Basis Representation for Nuclear Densities from Principal Component Analysis
Chen-Jun Lv, Tian-Yu Wu, Xin-Hui Wu, Gianluca Colò, Kouichi Hagino
TL;DR
The paper introduces a PCA-based approach to represent nuclear densities by deriving an orthogonal basis from a diverse set of proton densities calculated with RCHB theory. The first five principal components capture over $99.999 ext{ extpercent}$ of the variance, enabling highly accurate density reconstructions with only a handful of parameters and outperforming traditional Fourier-Bessel and Sum-of-Gaussians methods in both accuracy and convergence. This density-centric basis provides a practical tool for experimental density interpretation and for theories where densities are central, such as orbital-free DFT and reaction models relying on density folding. The method demonstrates universal applicability across the nuclear chart and offers a scalable, robust representation for density-centric frameworks.
Abstract
We develop an efficient method to represent nuclear densities using basis functions extracted via Principal Component Analysis (PCA).
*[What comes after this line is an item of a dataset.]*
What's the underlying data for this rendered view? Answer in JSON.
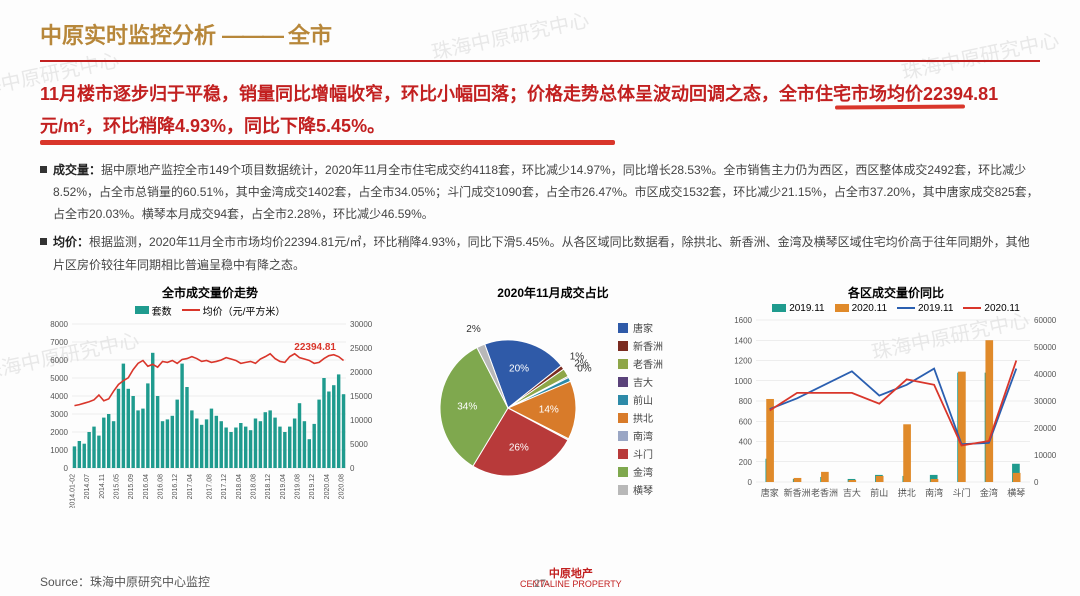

Applying PCA to densities of 75 nuclei calculated with the relativistic continuum Hartree-Bogoliubov (RCHB) theory yields an orthogonal set of components that efficiently capture the dominant features of nuclear density distributions, which can be used as basis functions for nuclear density representation. The first five basis functions account for more than 99.999\% of the total variance, demonstrating the efficiency of these PCA basis functions. The PCA basis achieves significantly higher accuracy and faster convergence than the Fourier-Bessel and Sum-of-Gaussians methods for reconstructing both theoretical and experimental densities. This approach provides an efficient and robust representation of nuclear densities, offering a practical tool for experimental density representation and for theories where densities play a central role, such as the orbital-free density functional theory, or the double folding model for nuclear reactions.